Kirchliche und weltliche Evergreens und Klassiker zur besinnlichen Jahreszeit

Es ist ein Ros entsprungen” ist ein betont zartes Weihnachtslied. Es war der wohl erste Weihnachtshit. Um den 23. Dezember 1609 stapfte Michael Praetorius, der Hofkantor des Herzogs von Wolfenbüttel-Braunschweig und zugleich Bischofs von Halberstadt, zu Fuß von Wolfenbüttel an den Harz bis nach Blankenburg, wo sein Landesherr am nächsten Tag den Heiligen Abend feiernwollte, wozu er seine Dienste benötigte. Die Landschaft war tief verschneit und der verharschte Schnee knirschte unter jedem Schritt. Bei einem Tritt jedoch fiel das Knirschen aus – Praetorius hielt inne, bückte sich und war entzückt: Unter dem vereisten Schnee hatte sich eine kleine Höhlung gebildet. Und in ihr blühte – mitten im Winter – eine Rose, denn in der „Höhle” war es wärmer als draußen.

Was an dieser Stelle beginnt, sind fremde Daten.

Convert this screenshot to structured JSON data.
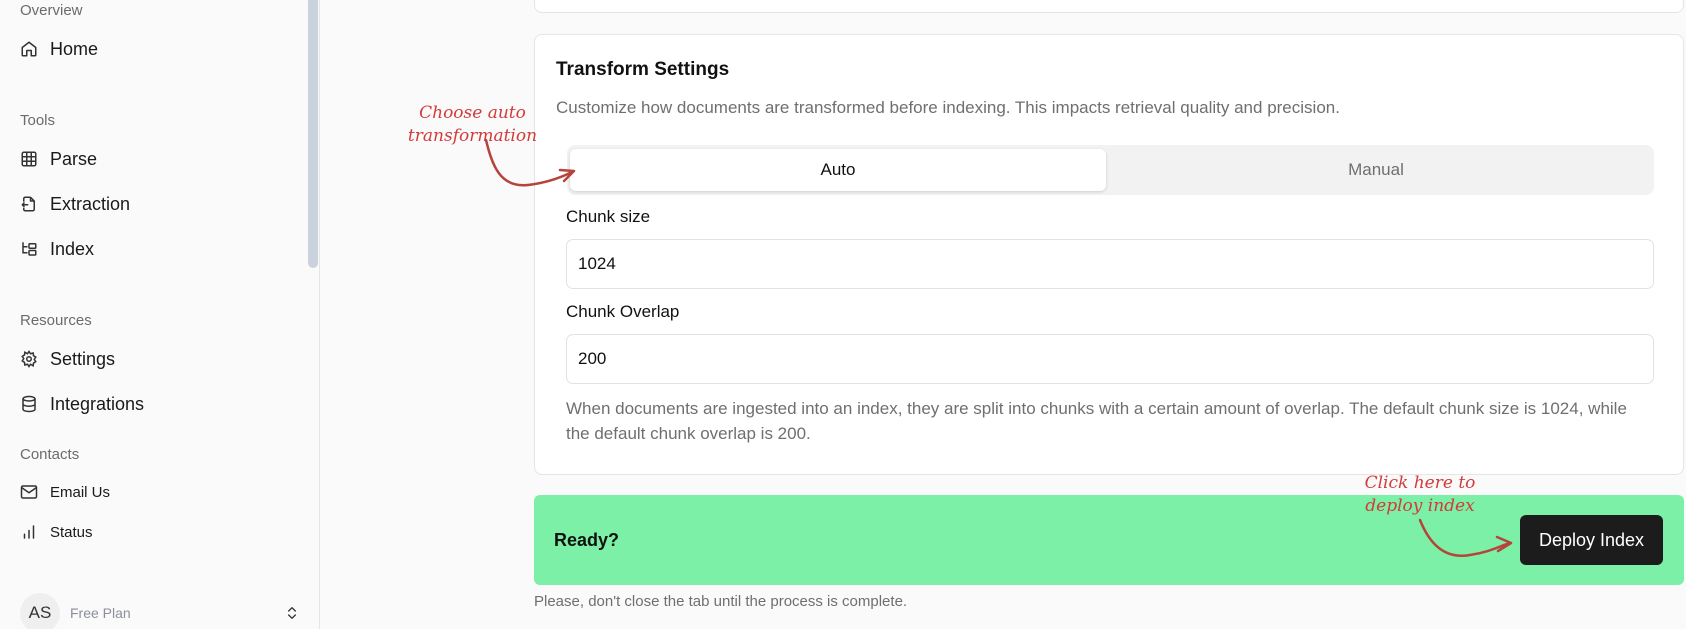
{
  "sidebar": {
    "overview_label": "Overview",
    "home": "Home",
    "tools_label": "Tools",
    "parse": "Parse",
    "extraction": "Extraction",
    "index": "Index",
    "resources_label": "Resources",
    "settings": "Settings",
    "integrations": "Integrations",
    "contacts_label": "Contacts",
    "email_us": "Email Us",
    "status": "Status",
    "account": {
      "initials": "AS",
      "plan": "Free Plan"
    }
  },
  "transform": {
    "title": "Transform Settings",
    "description": "Customize how documents are transformed before indexing. This impacts retrieval quality and precision.",
    "mode_auto": "Auto",
    "mode_manual": "Manual",
    "selected_mode": "Auto",
    "chunk_size_label": "Chunk size",
    "chunk_size_value": "1024",
    "chunk_overlap_label": "Chunk Overlap",
    "chunk_overlap_value": "200",
    "help_text": "When documents are ingested into an index, they are split into chunks with a certain amount of overlap. The default chunk size is 1024, while the default chunk overlap is 200."
  },
  "deploy": {
    "ready_label": "Ready?",
    "button_label": "Deploy Index",
    "note": "Please, don't close the tab until the process is complete."
  },
  "annotations": {
    "auto_line1": "Choose auto",
    "auto_line2": "transformation",
    "deploy_line1": "Click here to",
    "deploy_line2": "deploy index"
  },
  "colors": {
    "ready_bg": "#7bf0a6",
    "deploy_btn": "#1c1c1c",
    "annotation": "#d33a3a",
    "arrow": "#b5443c"
  }
}
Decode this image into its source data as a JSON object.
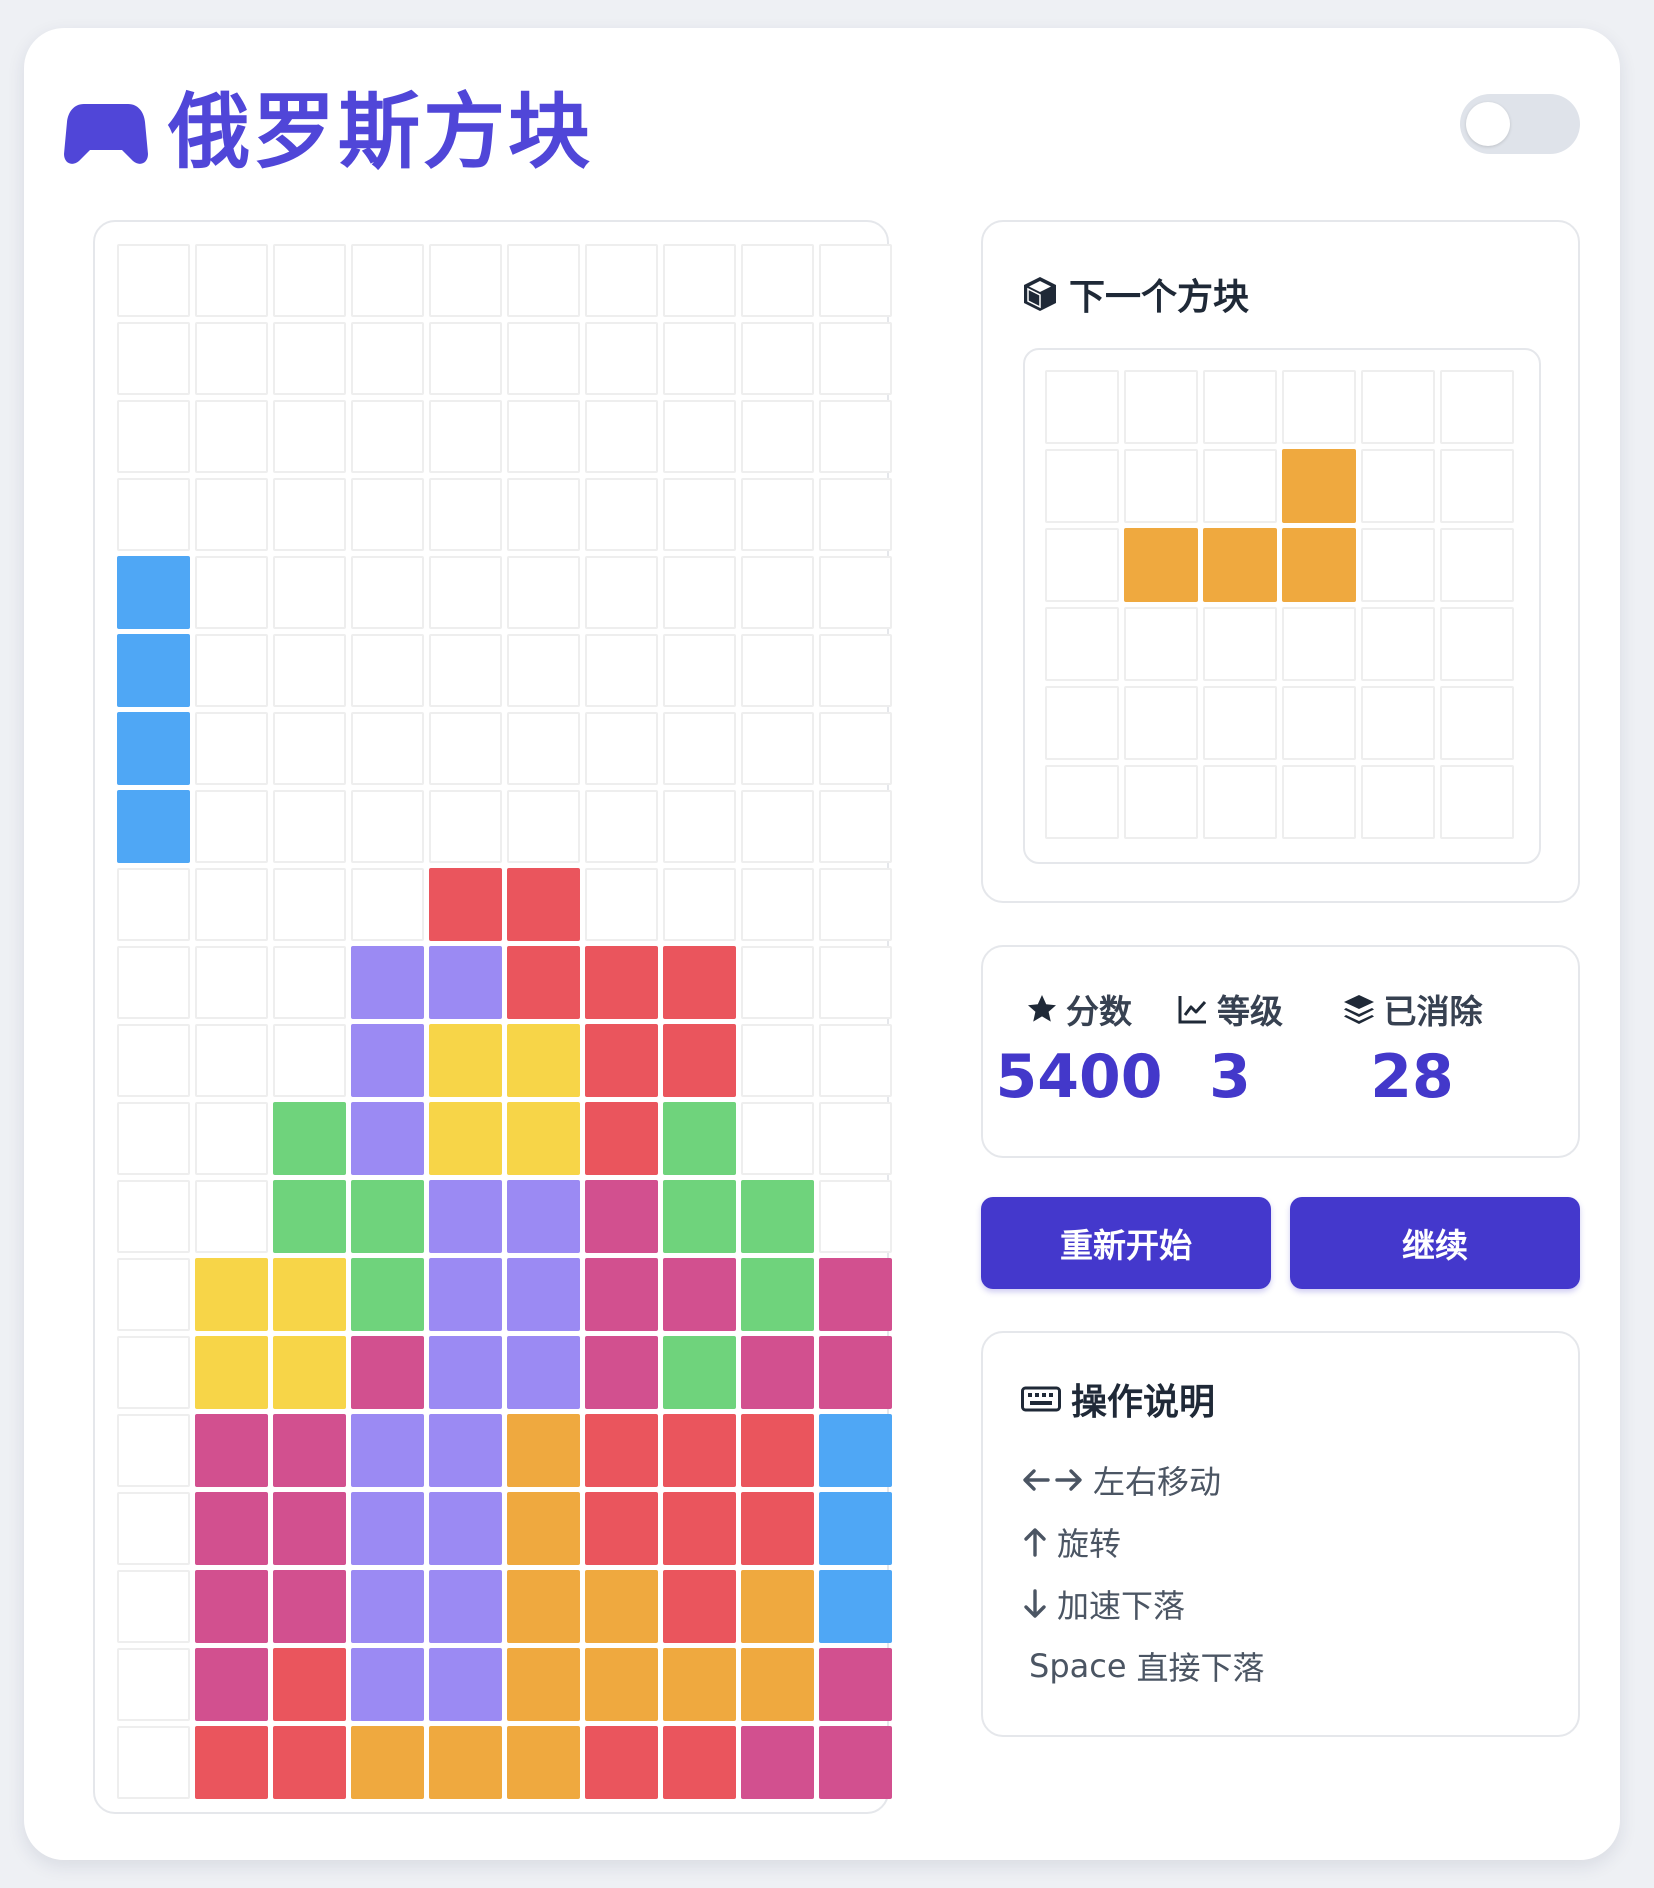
{
  "header": {
    "icon": "gamepad-icon",
    "title": "俄罗斯方块",
    "theme_toggle": {
      "state": "off"
    }
  },
  "colors": {
    "accent": "#5046d8",
    "button": "#4438cc",
    "cyan": "#4fa7f5",
    "red": "#ea555d",
    "purple": "#9b8af3",
    "yellow": "#f7d548",
    "green": "#6fd37c",
    "pink": "#d2508f",
    "orange": "#efa93f"
  },
  "board": {
    "cols": 10,
    "rows": 20,
    "grid": [
      "..........",
      "..........",
      "..........",
      "..........",
      "C.........",
      "C.........",
      "C.........",
      "C.........",
      "....RR....",
      "...PPRRR..",
      "...PYYRR..",
      "..GPYYRG..",
      "..GGPPMGG.",
      ".YYGPPMMGM",
      ".YYMPPMGMM",
      ".MMPPORRRC",
      ".MMPPORRRC",
      ".MMPPOOROC",
      ".MRPPOOOOM",
      ".RROOORRMM"
    ]
  },
  "next_piece": {
    "title": "下一个方块",
    "icon": "cube-icon",
    "cols": 6,
    "rows": 6,
    "grid": [
      "......",
      "...O..",
      ".OOO..",
      "......",
      "......",
      "......"
    ]
  },
  "stats": {
    "score_label": "分数",
    "score_icon": "star-icon",
    "score": "5400",
    "level_label": "等级",
    "level_icon": "chart-line-icon",
    "level": "3",
    "lines_label": "已消除",
    "lines_icon": "layers-icon",
    "lines": "28"
  },
  "buttons": {
    "restart": "重新开始",
    "resume": "继续"
  },
  "help": {
    "title": "操作说明",
    "icon": "keyboard-icon",
    "move": "左右移动",
    "rotate": "旋转",
    "soft_drop": "加速下落",
    "hard_drop_key": "Space",
    "hard_drop": "直接下落"
  }
}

Praetorius erinnerte sich an eine damals rund 10 Jahre alte Melodie aus Speyer, die von einem „Reis” sang und von einem „Blümelein im kalten Winter”. In Blankenburg angekommen schrieb er den Satz, den man bereits am Anfangsakkord des Liedes erkennt, und schuf mit seiner Fassung von „Es ist ein Ros entsprungen” den vermutlich ersten Weihnachtsschlager…

„Fröhlich soll mein Herze springen“ ist ein besonders freudiges Weihnachtslied. Der evangelische Pastor und Dichter Paul Gerhard, der mit vielen Werken in den Gesangbüchern über Generationen hinweg verewigt wurde, schrieb diesen Text in beschwerlichen Zeiten: Vermutlich unter den Eindrücken, die der Westfälische Friede und das damit einhergehende Ende des 30 Jahre währenden Vernichtungskrieges hinterlassen hatten (der Krieg begleitete fast Gerhards gesamtes Leben!), jubelte der Pastor über das Ende der Kampfhandlungen und drückte mit diesem Lied seinen Dank an Gott aus. Der (vermutlich sorbische) Lehrer und Kantor Johann Crüger hat diesem Lied einfühlsam jene freudenstarrende Melodie geschrieben, die es heute noch prägt. Und da wir gerade bei Paul Gerhard sind, wollen wir auch seinen zweiten Weihnachtsklassiker nicht vergessen: „Ich steh an Deiner Krippen hier” – ein wahres Weihnachts-Oratorium. Gerhard ist mit diesem Lied neue Wege gegangen: Wurde sowohl in der altgläubigen als auch der frühen protestantischen Liedtradition stets kollektivistisch vom “Wir” gesungen, folgte Gerhard hier erstmalig der lutherischen Orthodoxie und schrieb vom „Ich” – also von einem ganz persönlichen Glaubenszugang zu Weihnachten ausgehend. Dieses Lied wurde 100 Jahre später von Johann Sebastian Bach als zentrales Thema in sein Weihnachtsoratorium eingebaut.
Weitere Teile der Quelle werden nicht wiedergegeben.